Exodigo launches non-intrusive subsurface imaging service after Midland Metro test

Exodigo image
Exodigo’s technology uses sensors and AI technology to non-invasively identify utilities and other underground assets

Exodigo, the non-intrusive subsurface imaging specialist, has officially launched into the UK following a successful test project with Colas Rail.

Exodigo uses sensors and AI technology to non-invasively identify utilities and other underground assets.

The company has headquarters in Tel Aviv and San Francisco and now has an operational base in London. Trevor Moore, who has more than 25 years of survey and mapping experience in the UK, has been appointed UK director. Prior to joining Exodigo, he was associate director at Murphy Geospatial.

Moore said: “Redesigns and service strikes as a result of incomplete or inaccurate subsurface mapping continue to be a problem. In my time, I have seen these issues cause costly delays to critical projects and it puts lives at risk.

“Exodigo’s technology has the potential to mitigate many of the risks associated with large infrastructure projects by providing comprehensive information about what lies beneath the surface.”

Colas Rail used Exodigo’s technology in January on the Birmingham Midland Metro Extension project that will connect to the Curzon Street HS2 station.

The Colas team had encountered uncharted services that were not noted on any existing surveys or records.

Colas asked Exodigo to provide a complete map of underground assets along the planned light rail extension route with line properties and identities.

Exodigo scanned the area with multiple sensors, camera images, and real-time kinematic GPS. It collected more than 500GB of data per acre.

It analysed and processed the data with AI and turned it into a visual underground network model.

Finding the hidden

Using Exodigo, Colas was able to detect more than 280 below-ground utility lines. This included 51 additional lines that no other locator or records had detected.

On Bull Street, Exodigo found 23 lines that previous surveys did not detect. This included two lines that were not listed on any records. Through cross-referencing, previous surveyors determined that the lines must exist, but could not locate them. With Exodigo’s analysis, the Colas team redesigned the project to avoid clashes with existing services.

On Canal Street, Exodigo detected 28 lines not found by prior surveys, including a water line at 1.6m. Previous surveys showed four lines not detected by Exodigo’s scans, which indicated that previous surveys were incorrect and that these lines were not present.
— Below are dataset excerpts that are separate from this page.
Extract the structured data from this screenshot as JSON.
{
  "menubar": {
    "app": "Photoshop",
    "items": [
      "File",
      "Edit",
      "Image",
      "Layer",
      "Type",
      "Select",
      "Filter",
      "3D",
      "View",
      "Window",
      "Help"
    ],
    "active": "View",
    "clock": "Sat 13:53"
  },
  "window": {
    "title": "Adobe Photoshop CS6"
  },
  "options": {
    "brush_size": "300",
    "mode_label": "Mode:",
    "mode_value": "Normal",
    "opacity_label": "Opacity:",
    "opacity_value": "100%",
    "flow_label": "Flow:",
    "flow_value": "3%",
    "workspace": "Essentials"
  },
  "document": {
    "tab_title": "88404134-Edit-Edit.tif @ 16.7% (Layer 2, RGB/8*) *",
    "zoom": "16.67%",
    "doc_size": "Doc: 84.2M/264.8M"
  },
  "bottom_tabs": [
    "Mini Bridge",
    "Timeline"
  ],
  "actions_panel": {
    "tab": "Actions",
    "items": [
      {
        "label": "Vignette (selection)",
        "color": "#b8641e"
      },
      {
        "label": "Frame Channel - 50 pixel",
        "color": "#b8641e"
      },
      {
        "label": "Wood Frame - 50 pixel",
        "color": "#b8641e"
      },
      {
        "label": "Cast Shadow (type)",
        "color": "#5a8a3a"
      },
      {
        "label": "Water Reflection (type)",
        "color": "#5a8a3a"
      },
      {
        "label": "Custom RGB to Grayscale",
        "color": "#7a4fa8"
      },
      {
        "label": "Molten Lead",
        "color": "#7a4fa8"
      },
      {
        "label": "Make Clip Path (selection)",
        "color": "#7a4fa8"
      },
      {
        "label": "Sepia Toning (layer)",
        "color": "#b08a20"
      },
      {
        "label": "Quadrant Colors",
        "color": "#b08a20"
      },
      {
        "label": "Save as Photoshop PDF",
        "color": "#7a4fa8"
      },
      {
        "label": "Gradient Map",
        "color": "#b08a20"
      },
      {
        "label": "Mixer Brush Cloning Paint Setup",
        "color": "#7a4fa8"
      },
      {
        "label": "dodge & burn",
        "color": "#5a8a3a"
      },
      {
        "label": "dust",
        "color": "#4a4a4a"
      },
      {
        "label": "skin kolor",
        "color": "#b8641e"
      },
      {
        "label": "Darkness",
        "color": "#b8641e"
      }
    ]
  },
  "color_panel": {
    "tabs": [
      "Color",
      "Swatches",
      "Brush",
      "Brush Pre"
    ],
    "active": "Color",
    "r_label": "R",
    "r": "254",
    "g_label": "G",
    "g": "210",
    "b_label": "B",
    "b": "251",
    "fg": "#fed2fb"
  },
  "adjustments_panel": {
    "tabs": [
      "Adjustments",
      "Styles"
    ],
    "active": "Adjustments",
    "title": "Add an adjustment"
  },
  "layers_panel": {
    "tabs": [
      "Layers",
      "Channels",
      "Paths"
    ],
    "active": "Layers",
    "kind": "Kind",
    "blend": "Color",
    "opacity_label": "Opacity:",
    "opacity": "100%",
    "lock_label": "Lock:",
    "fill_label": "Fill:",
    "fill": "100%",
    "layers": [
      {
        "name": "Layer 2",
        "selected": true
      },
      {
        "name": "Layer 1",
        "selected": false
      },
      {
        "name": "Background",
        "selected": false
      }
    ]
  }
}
Two of the lines have already been proven to be non-existent – the team is investigating to confirm the others.

Hamish Falconer, project manager on the rail extension for Colas Rail, said: “Excavating around buried services is one of our biggest risks. The stat plans provided by statutory undertakers are in large part inaccurate. Exodigo’s surveys provide us with much more reliable data that can then be used to select safer excavation techniques around known services.”

Last year, Exodigo featured in Time Magazine’s annual best inventions list. It also secured a gold medal in Cemex Ventures’ annual start-up competition.